# The Shield



## EOD1 (Mar 11, 2004)

Anyone ever watch the show? It's a pretty good drama! Everyone on the show is corrupt!


----------



## badogg88 (Dec 17, 2003)

Haha, I love that show. It's intense!


----------



## EOD1 (Mar 11, 2004)

they have the first 2 seasons on DVD, they r about to release the 3rd


----------



## MVS (Jul 2, 2003)

EOD1 @ Tue Jul 06 said:


> Anyone ever watch the show? It's a pretty good drama! Everyone on the show is corrupt!


Yeah, they're corrupt, but in kind of a good way, know what I mean? That makes sense to anyone?


----------



## Macop (May 2, 2002)

That show is the shit, I love it, hahaha. 9 long months till the 4th season!


----------



## EOD1 (Mar 11, 2004)

yeah i never heard of it. but some1 let me borrow it and it was just intense!

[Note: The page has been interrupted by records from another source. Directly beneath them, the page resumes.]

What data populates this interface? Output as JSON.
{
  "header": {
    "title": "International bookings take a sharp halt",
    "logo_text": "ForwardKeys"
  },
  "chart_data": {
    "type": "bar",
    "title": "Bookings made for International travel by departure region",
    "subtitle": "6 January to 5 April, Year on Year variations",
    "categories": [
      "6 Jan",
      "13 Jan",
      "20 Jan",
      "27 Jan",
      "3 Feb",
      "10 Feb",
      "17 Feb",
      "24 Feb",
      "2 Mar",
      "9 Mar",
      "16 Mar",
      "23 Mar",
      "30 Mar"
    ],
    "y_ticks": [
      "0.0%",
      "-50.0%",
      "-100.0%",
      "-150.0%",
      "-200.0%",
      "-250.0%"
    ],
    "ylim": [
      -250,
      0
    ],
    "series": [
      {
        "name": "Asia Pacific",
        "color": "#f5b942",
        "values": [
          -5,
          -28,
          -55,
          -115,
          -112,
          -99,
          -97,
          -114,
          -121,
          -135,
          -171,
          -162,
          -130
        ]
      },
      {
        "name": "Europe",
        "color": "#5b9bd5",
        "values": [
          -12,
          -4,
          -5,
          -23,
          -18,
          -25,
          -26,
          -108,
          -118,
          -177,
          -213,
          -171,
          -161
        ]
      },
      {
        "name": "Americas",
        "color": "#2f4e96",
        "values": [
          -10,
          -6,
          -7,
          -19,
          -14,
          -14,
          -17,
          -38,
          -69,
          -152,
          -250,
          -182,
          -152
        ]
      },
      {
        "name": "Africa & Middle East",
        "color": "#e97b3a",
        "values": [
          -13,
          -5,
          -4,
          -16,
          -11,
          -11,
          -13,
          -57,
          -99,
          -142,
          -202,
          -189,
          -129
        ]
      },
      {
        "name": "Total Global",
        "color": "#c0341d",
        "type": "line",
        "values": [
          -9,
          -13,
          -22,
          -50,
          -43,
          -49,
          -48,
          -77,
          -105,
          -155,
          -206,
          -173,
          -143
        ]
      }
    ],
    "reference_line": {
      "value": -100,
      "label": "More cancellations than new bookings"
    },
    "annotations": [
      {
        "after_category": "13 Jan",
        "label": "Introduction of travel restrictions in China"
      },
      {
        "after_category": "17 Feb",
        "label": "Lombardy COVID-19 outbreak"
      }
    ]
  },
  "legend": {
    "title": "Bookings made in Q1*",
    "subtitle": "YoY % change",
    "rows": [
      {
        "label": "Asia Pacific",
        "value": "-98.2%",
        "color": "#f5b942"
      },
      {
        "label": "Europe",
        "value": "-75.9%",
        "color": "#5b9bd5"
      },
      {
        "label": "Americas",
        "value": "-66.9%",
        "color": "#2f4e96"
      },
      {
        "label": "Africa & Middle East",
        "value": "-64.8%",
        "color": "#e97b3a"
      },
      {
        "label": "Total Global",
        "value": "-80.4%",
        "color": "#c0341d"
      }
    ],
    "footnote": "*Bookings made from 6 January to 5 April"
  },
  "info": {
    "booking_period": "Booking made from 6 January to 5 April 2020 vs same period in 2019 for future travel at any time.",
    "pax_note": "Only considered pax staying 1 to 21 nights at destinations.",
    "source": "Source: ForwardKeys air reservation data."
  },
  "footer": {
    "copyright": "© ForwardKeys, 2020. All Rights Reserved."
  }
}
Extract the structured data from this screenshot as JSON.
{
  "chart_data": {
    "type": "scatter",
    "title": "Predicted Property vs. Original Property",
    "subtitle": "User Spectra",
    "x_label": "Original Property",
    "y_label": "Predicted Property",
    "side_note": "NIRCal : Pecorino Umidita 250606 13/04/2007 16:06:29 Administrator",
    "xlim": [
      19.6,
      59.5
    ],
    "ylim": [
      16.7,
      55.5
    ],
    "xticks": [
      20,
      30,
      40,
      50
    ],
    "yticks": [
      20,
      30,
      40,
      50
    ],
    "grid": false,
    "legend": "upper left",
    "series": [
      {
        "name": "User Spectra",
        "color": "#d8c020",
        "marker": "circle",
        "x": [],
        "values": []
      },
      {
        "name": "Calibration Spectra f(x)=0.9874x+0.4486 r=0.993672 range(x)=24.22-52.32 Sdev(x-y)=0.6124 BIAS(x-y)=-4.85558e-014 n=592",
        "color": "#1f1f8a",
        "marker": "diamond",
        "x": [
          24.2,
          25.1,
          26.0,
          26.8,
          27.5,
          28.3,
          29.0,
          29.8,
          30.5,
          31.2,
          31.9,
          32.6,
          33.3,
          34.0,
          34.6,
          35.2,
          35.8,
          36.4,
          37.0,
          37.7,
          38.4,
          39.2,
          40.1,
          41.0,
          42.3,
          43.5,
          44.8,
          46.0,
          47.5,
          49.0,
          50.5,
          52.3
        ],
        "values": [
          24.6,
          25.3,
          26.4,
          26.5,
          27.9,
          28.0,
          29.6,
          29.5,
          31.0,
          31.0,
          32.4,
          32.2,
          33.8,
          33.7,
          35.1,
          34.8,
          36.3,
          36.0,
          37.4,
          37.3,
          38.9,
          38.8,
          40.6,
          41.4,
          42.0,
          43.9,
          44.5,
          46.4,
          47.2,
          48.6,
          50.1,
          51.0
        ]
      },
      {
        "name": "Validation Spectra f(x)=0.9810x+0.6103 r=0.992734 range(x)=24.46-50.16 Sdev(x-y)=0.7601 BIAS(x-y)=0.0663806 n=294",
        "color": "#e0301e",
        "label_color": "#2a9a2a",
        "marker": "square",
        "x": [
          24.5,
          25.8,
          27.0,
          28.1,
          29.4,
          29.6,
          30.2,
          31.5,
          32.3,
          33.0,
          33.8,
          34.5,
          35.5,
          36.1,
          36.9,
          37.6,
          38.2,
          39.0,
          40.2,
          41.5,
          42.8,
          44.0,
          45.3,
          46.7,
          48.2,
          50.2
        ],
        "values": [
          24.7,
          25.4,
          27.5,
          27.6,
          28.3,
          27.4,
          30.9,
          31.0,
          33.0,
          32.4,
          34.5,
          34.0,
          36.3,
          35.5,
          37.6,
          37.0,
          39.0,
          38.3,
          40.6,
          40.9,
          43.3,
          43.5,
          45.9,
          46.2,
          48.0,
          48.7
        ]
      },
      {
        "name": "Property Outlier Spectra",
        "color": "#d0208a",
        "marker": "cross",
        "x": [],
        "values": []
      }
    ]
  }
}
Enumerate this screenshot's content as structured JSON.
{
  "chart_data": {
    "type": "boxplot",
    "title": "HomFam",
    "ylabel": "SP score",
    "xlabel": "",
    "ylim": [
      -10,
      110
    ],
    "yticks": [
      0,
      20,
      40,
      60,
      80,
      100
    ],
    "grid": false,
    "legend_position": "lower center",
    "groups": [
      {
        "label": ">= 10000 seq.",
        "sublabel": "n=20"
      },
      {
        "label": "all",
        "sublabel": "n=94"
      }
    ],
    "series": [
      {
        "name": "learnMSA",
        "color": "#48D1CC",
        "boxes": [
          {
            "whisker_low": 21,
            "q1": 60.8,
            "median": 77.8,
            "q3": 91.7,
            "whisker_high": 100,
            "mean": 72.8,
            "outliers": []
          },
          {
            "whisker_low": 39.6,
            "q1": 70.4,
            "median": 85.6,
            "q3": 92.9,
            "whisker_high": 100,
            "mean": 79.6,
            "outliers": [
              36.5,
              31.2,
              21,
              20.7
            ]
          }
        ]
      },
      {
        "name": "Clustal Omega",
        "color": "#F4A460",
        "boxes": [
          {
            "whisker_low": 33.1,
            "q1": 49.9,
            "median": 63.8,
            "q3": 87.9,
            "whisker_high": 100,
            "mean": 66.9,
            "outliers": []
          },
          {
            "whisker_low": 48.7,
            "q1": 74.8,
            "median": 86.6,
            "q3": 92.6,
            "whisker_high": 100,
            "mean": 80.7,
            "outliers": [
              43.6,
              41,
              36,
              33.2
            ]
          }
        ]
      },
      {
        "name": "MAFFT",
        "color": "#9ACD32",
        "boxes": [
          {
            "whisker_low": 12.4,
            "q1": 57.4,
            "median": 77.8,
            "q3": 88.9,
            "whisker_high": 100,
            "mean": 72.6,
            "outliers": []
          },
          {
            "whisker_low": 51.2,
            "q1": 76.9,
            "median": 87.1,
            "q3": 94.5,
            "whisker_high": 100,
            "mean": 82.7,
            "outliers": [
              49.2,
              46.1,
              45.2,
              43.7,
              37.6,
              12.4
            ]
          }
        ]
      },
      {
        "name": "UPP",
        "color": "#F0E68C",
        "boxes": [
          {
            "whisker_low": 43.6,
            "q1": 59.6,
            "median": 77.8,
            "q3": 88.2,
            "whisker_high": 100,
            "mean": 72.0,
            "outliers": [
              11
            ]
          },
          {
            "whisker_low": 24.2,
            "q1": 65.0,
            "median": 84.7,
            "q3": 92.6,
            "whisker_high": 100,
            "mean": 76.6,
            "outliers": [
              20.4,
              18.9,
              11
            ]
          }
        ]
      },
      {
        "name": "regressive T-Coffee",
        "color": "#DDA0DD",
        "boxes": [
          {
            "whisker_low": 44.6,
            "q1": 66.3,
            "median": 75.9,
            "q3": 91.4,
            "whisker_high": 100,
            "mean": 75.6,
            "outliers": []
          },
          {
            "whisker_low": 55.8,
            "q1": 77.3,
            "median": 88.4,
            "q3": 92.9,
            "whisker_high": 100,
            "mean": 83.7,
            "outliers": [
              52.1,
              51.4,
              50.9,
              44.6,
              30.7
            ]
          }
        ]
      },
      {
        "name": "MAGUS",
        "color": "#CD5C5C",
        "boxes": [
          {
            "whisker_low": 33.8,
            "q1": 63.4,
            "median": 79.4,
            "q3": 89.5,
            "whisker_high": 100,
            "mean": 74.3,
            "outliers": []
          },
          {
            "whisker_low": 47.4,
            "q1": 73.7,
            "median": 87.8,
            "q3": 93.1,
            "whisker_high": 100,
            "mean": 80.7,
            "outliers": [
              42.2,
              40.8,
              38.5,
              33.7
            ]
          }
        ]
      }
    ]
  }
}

Yeah they are corrupt but they get the job done! It took me about a week before i realized that Maky used to be on the show "The Commish"


----------



## Gil (Jun 15, 1998)

EOD1 @ 7/7/2004 9:46:28 AM said:


> It took me about a week before i realized that Maky used to be on the show "The Commish"


Talk about a change in charterers, Jolly Police Commissioner to bad add narc. I have watched it a few time but just can't get into it.


----------



## mpd61 (Aug 7, 2002)

My wife LOVES it!
It would be more realistic if the number of honest cops were at least 1/2 of the roster, I mean come on!
:roll:


----------



## radiocop (Sep 15, 2002)

I've watched a few times and can't get past the fact that they wear their badges on the wrong side of their chests.


----------



## LKat20 (May 7, 2004)

Best show out there...I am dying to watch the 3rd Season, I had withdrawals after the first 2. I wouldn't listen to anything about the 3rd Season from people who are priviledged enough to get FX. Hopefully it will come out on DVD sooner than I expect it to. I am completely addicted. :rofl:


----------



## John J (Jul 18, 2002)

Anybody see the one where the Capt was forced to.........at gun point.


----------



## WBPD628 (Jul 11, 2003)

That was sick. They even took a picture with the cell phone while he was doing that. Did they ever use the pictures against him?


----------



## badogg88 (Dec 17, 2003)

radiocop @ Thu July 08 said:


> I've watched a few times and can't get past the fact that they wear their badges on the wrong side of their chests.


That pisses me off too!!


----------



## BOSCO5O (May 4, 2004)

How do you apply to Farmington 5-O? :twisted:


----------